Jean-Baptiste Colbert was also founder member of the Académie des Inscriptions et Belles-Lettres, an establishment set up earlier to choose inscriptions for medals and monuments celebrating the military victories of the Sun King, Louis XIV (1638–1715). (A third foundation, the
Académie Royale d'Architecture, was set up in 1671. Its purpose was to lay down the rules and refine the taste of formal French architecture.) Two French scientists who prepared the ground for the Académie Royale des Sciences, but who died before it was founded, were Marin Mersenne (1588–1648) and René Descartes (1596–1650). In 1611 Mersenne joined the Roman Catholic mendicant Order of Minims in Paris, and from 1614 to 1619 he taught philosophy at the Minim convent at Nevers. He was an ardent opponent of the pseudoscientific doctrines such as alchemy, astrology and related arcane arts, and this was mainly why he vigorously supported true science. He defended the philosophies of René Descartes and the astronomical theories of Galileo (1564–1642). He taught philosophy at the convent L'Annonciade in Paris, and from 1620 onwards he traveled throughout western Europe. Pierre Gassendi (1592–1655) was another French astronomer who did not live to see the foundation of the Académie Royale des Sciences. In about 1614 Gassendi received a doctorate in theology at Avignon and was ordained in the following year. He was persuaded by Mersenne to abandon mathematical and theological pursuits, but he took up astronomy and in 1631 he was the first to observe a transit of the planet Mercury across the face of the Sun.

Sharing Scientific Knowledge

One of Mersenne's most important contributions to science was his long service as a communicator between philosophers and scientists throughout Europe. In his time there were no published scientific journals to distribute knowledge, and sometimes scientists such as astronomers could work for a lifetime on the same project without even knowing the existence of other workers in the field. Mersenne met many scientists on a regular basis and he corresponded at length with Descartes, Girard Desargues (1591–1661), Pierre de Fermat (1601–65), Blaise Pascal (1623–62) and Galileo. Mersenne was such a good communicator it was said that to inform him of a discovery meant to publish it throughout the whole of Europe.

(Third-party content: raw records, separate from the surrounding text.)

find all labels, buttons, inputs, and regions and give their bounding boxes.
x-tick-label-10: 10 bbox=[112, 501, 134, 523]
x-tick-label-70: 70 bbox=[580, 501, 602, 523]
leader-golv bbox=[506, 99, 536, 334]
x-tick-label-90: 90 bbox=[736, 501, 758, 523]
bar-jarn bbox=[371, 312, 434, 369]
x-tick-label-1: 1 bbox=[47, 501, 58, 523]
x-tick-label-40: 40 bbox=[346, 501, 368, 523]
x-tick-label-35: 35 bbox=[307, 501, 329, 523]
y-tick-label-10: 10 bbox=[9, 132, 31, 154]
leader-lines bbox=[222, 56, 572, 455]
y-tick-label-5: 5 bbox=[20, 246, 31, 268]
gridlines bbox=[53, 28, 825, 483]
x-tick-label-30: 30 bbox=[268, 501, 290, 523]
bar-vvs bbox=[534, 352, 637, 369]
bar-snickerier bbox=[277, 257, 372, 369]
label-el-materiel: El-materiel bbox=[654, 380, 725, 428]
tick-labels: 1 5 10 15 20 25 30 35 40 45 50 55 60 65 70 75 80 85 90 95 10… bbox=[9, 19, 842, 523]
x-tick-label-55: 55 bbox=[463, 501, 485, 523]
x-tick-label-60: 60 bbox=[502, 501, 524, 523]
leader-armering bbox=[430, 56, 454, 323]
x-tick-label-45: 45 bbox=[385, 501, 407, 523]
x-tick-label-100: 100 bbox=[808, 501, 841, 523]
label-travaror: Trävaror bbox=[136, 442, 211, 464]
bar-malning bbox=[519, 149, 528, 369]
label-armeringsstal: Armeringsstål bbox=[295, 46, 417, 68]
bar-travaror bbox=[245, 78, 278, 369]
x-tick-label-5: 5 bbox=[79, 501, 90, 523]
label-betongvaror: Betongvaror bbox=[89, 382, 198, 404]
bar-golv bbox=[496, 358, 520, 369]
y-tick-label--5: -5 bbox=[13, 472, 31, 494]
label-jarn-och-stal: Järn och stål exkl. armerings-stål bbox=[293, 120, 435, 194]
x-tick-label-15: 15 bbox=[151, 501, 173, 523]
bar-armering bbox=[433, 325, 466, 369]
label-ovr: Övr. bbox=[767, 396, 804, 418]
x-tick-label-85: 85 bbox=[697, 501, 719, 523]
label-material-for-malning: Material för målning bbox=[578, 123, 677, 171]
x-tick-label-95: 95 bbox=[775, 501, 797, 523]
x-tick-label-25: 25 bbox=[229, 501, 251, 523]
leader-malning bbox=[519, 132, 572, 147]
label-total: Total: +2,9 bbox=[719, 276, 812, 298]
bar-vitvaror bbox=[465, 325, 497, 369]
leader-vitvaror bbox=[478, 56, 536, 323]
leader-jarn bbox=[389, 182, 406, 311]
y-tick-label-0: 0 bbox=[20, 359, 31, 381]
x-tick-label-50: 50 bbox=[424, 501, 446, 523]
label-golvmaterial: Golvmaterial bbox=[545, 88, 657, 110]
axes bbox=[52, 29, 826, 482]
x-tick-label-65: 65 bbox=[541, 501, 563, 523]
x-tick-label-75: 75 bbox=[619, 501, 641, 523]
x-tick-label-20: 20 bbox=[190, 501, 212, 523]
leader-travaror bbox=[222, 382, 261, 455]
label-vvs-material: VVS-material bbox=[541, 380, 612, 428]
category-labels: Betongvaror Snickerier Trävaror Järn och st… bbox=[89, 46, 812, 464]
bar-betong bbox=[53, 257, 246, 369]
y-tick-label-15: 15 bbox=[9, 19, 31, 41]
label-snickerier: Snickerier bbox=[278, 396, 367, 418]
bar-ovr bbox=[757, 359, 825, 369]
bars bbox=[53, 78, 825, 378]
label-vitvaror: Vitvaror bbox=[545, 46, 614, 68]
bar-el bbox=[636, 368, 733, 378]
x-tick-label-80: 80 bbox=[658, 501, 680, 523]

From the 1660s onwards there was always great rivalry between the astronomical and other scientific establishments of England and France. It made for a competitive spirit, and it was responsible for many creative advances in both countries. In most cases the knowledge was published and willingly shared with similar scientific establishments in other developed countries such as Italy, Denmark, Holland and Germany. It was common for members of the French academy to travel to London to meet the Royal Society, and it was equally common for English scientists to make the return trip to Paris. The French had one advantage over the English, however,
because for most of Europe Paris was more accessible than London, and so scientists from countries such as Italy, Germany and the Netherlands were more common at their meetings.